The Structural and Chemical Biology of Cancer Signaling Pathways

How do the pathways that can drive cancers operate normally? How do mutations found in disease alter the structural and biochemical properties of the pathways? And ultimately how can we selectively disable these pathways when they cause disease? This last question is a major challenge in developing therapeutic approaches for the treatment of cancer, and in large part is what we think about most. Along these lines, we focus efforts on the structural and biochemical properties of the Ras-Mitogen Activated Protein Kinase (MAPK) Pathway. Multicellular organisms use the Ras-MAPK pathway for sensing growth factors and relaying the signals that allow cells to survive and proliferate. Cancer cells are commonly mutated at the level of Ras and its immediate effector RAF. Ras is a GTPase whereas RAF functions as a kinase and when active, these two proteins interact directly with one another. Cancers that contain mutations in Ras or RAF are amongst the most aggressive and difficult to treat human cancers, including pancreatic, colorectal, and lung. We are exploring new stragtegies to modulate the Ras-MAPK based on targets that we have identified through genetic studies and known intrinsic or acquired mechanisms of resistance to current therapeutic approaches. If successful in translating any of our approaches to the clinic, we could impact as many as 1 in 4 of all cancer patients. In the US alone, this would represent over 100,000 patients per year.

Rational Polypharmacology

All clinical drugs share a common feature: the dose at which they are effective is below the dose at which they are toxic. Too low and a drug will not show any efficacy; too high and the side effects of a drug dominate leading to adverse events. Given this paradigm, what if we could identify all targets that contribute to the efficacy of a drug – could we add other targets, making a lead compound much more efficacious at a lower dose? Alternatively, what if we could identify any targets that contribute to the dose-limiting toxicity of a drug? Could we eliminate the activity of a drug against that target and make it safer at much higher levels?

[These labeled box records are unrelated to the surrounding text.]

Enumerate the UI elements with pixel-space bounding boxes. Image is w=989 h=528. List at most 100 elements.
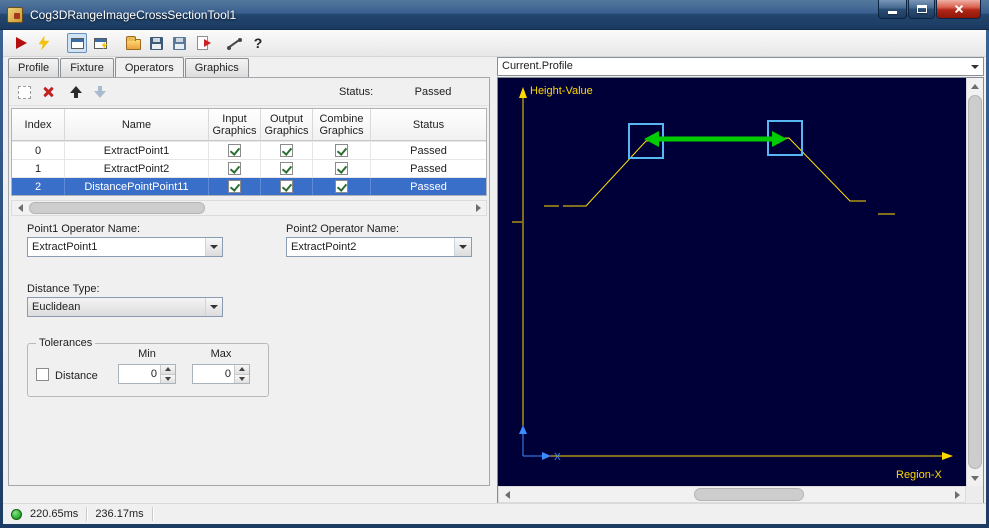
input-graphics-checkbox[interactable] xyxy=(228,180,241,193)
add-operator-button[interactable] xyxy=(15,83,33,101)
app-window: Cog3DRangeImageCrossSectionTool1 ? Profi… xyxy=(0,0,989,528)
dropdown-button[interactable] xyxy=(205,298,222,316)
run-continuous-button[interactable] xyxy=(34,33,54,53)
save-image-button[interactable] xyxy=(169,33,189,53)
distance-arrow-right-head[interactable] xyxy=(772,131,787,147)
point1-operator-label: Point1 Operator Name: xyxy=(27,223,141,235)
min-tolerance-value: 0 xyxy=(150,368,157,380)
table-header-row: Index Name Input Graphics Output Graphic… xyxy=(12,109,486,141)
column-header-output-graphics[interactable]: Output Graphics xyxy=(261,109,313,141)
delete-operator-button[interactable] xyxy=(39,83,57,101)
cell-index: 2 xyxy=(12,178,65,195)
minimize-icon xyxy=(888,10,897,14)
column-header-input-graphics[interactable]: Input Graphics xyxy=(209,109,261,141)
combine-graphics-checkbox[interactable] xyxy=(335,180,348,193)
profile-plot-area[interactable]: Height-Value Region-X X xyxy=(498,78,966,486)
tab-profile[interactable]: Profile xyxy=(8,58,60,77)
output-graphics-checkbox[interactable] xyxy=(280,162,293,175)
title-bar[interactable]: Cog3DRangeImageCrossSectionTool1 xyxy=(0,0,989,30)
point2-operator-combobox[interactable]: ExtractPoint2 xyxy=(286,237,472,257)
output-graphics-checkbox[interactable] xyxy=(280,144,293,157)
distance-type-combobox[interactable]: Euclidean xyxy=(27,297,223,317)
scroll-left-button[interactable] xyxy=(12,201,28,215)
column-header-combine-graphics[interactable]: Combine Graphics xyxy=(313,109,371,141)
chevron-down-icon xyxy=(210,305,218,309)
spin-up-icon xyxy=(239,367,245,372)
point1-operator-value: ExtractPoint1 xyxy=(32,241,98,253)
scroll-right-icon xyxy=(954,490,960,499)
scroll-left-button[interactable] xyxy=(499,487,515,502)
minimize-button[interactable] xyxy=(878,0,907,19)
show-tool-display-button[interactable] xyxy=(67,33,87,53)
move-down-button[interactable] xyxy=(91,83,109,101)
cell-output-graphics xyxy=(261,178,313,195)
table-row[interactable]: 0 ExtractPoint1 Passed xyxy=(12,141,486,159)
max-tolerance-spinner[interactable]: 0 xyxy=(192,364,250,384)
scrollbar-thumb[interactable] xyxy=(968,95,982,469)
spin-down-button[interactable] xyxy=(161,374,175,383)
maximize-button[interactable] xyxy=(908,0,935,19)
cell-combine-graphics xyxy=(313,160,371,177)
cell-status: Passed xyxy=(410,144,447,157)
statusbar-separator xyxy=(86,507,88,521)
column-header-status[interactable]: Status xyxy=(371,109,486,141)
measure-icon xyxy=(227,35,243,51)
scroll-right-button[interactable] xyxy=(949,487,965,502)
cell-name: DistancePointPoint11 xyxy=(65,178,209,195)
dropdown-button[interactable] xyxy=(454,238,471,256)
table-horizontal-scrollbar[interactable] xyxy=(11,200,487,216)
scroll-up-icon xyxy=(971,83,979,89)
distance-arrow-left-head[interactable] xyxy=(644,131,659,147)
delete-icon xyxy=(42,86,54,98)
combine-graphics-checkbox[interactable] xyxy=(335,144,348,157)
min-tolerance-spinner[interactable]: 0 xyxy=(118,364,176,384)
tab-operators[interactable]: Operators xyxy=(114,57,184,77)
run-continuous-icon xyxy=(38,35,50,51)
save-button[interactable] xyxy=(146,33,166,53)
scrollbar-thumb[interactable] xyxy=(694,488,804,501)
help-icon: ? xyxy=(253,35,263,51)
display-selector-combobox[interactable]: Current.Profile xyxy=(497,57,984,76)
point2-operator-label: Point2 Operator Name: xyxy=(286,223,400,235)
column-header-index[interactable]: Index xyxy=(12,109,65,141)
import-button[interactable] xyxy=(192,33,212,53)
distance-tolerance-checkbox[interactable] xyxy=(36,368,49,381)
spin-down-button[interactable] xyxy=(235,374,249,383)
help-button[interactable]: ? xyxy=(248,33,268,53)
output-graphics-checkbox[interactable] xyxy=(280,180,293,193)
tool-window-button[interactable] xyxy=(90,33,110,53)
profile-chart: Height-Value Region-X X xyxy=(512,85,953,481)
input-graphics-checkbox[interactable] xyxy=(228,144,241,157)
spin-up-button[interactable] xyxy=(235,365,249,375)
move-up-button[interactable] xyxy=(67,83,85,101)
statusbar-separator xyxy=(151,507,153,521)
origin-y-arrow-icon xyxy=(519,425,527,434)
dropdown-button[interactable] xyxy=(966,58,983,75)
chart-vertical-scrollbar[interactable] xyxy=(966,78,983,486)
point1-operator-combobox[interactable]: ExtractPoint1 xyxy=(27,237,223,257)
scroll-right-icon xyxy=(475,204,481,212)
tolerances-legend: Tolerances xyxy=(36,337,96,349)
scroll-down-button[interactable] xyxy=(967,470,983,486)
dropdown-button[interactable] xyxy=(205,238,222,256)
tab-graphics[interactable]: Graphics xyxy=(184,58,249,77)
column-header-name[interactable]: Name xyxy=(65,109,209,141)
scrollbar-thumb[interactable] xyxy=(29,202,205,214)
table-row[interactable]: 1 ExtractPoint2 Passed xyxy=(12,159,486,177)
table-row-selected[interactable]: 2 DistancePointPoint11 Passed xyxy=(12,177,486,195)
scroll-right-button[interactable] xyxy=(470,201,486,215)
spin-up-button[interactable] xyxy=(161,365,175,375)
save-icon xyxy=(149,36,163,50)
run-button[interactable] xyxy=(11,33,31,53)
input-graphics-checkbox[interactable] xyxy=(228,162,241,175)
tab-fixture[interactable]: Fixture xyxy=(60,58,114,77)
open-folder-icon xyxy=(125,36,141,50)
arrow-up-icon xyxy=(70,86,82,98)
scroll-up-button[interactable] xyxy=(967,78,983,94)
open-button[interactable] xyxy=(123,33,143,53)
chart-horizontal-scrollbar[interactable] xyxy=(498,486,966,503)
cell-index: 1 xyxy=(12,160,65,177)
combine-graphics-checkbox[interactable] xyxy=(335,162,348,175)
close-button[interactable] xyxy=(936,0,981,19)
measure-button[interactable] xyxy=(225,33,245,53)
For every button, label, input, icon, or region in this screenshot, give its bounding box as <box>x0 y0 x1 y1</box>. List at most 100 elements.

Understanding how a drug inhibits one or many targets within the context of highly interconnected signaling networks can lead to the development of safe and effective therapeutics. Kinases are a large superfamily of enzymes that function as fundamental regulators of biochemical information flow and kinase-targeted drugs have produced several breakthrough therapies for many cancers including chronic mylegenous leukemia and melanoma. However, owing to the degenerate nature of the ATP-binding pocket across all kinases and because most clinically approved kinase drugs are ATP-competitive small molecules, there is often a high probability for multi-targeted activity across the kinase family. There is mounting evidence that most, if not all, small molecule kinase inhibitors derive their efficacy from multi-targeted inhibition of several distinct kinases. Yet many of these targets remain unknown or poorly characterized.

For us to derive the safest, most effective kinase-targeted drugs, not only do we want to inhibit the drivers of disease, eliminate activity against unnecessary targets to reduce side effects, there is also a third consideration. We believe that there are kinases where when activated, can act in a synergistic fashion to enhance the efficacy of a treatment. We call these kinases ‘anti-targets’. Kinase anti-targets have been largely ignored in drug discovery pipelines but they may be highly relevant to the therapeutic efficacy of kinase drugs. We are using multidisciplinary approaches, including chemical and computational biology with genetic screens to identify targets and anti-targets of kinase inhibitors and we use this information to guide the design and synthesis of molecules with improved biological properties. We conduct this work in close collaboration with Drs. Avner Schlessinger and Ross Cagan, both of whom are located here at Mount Sinai.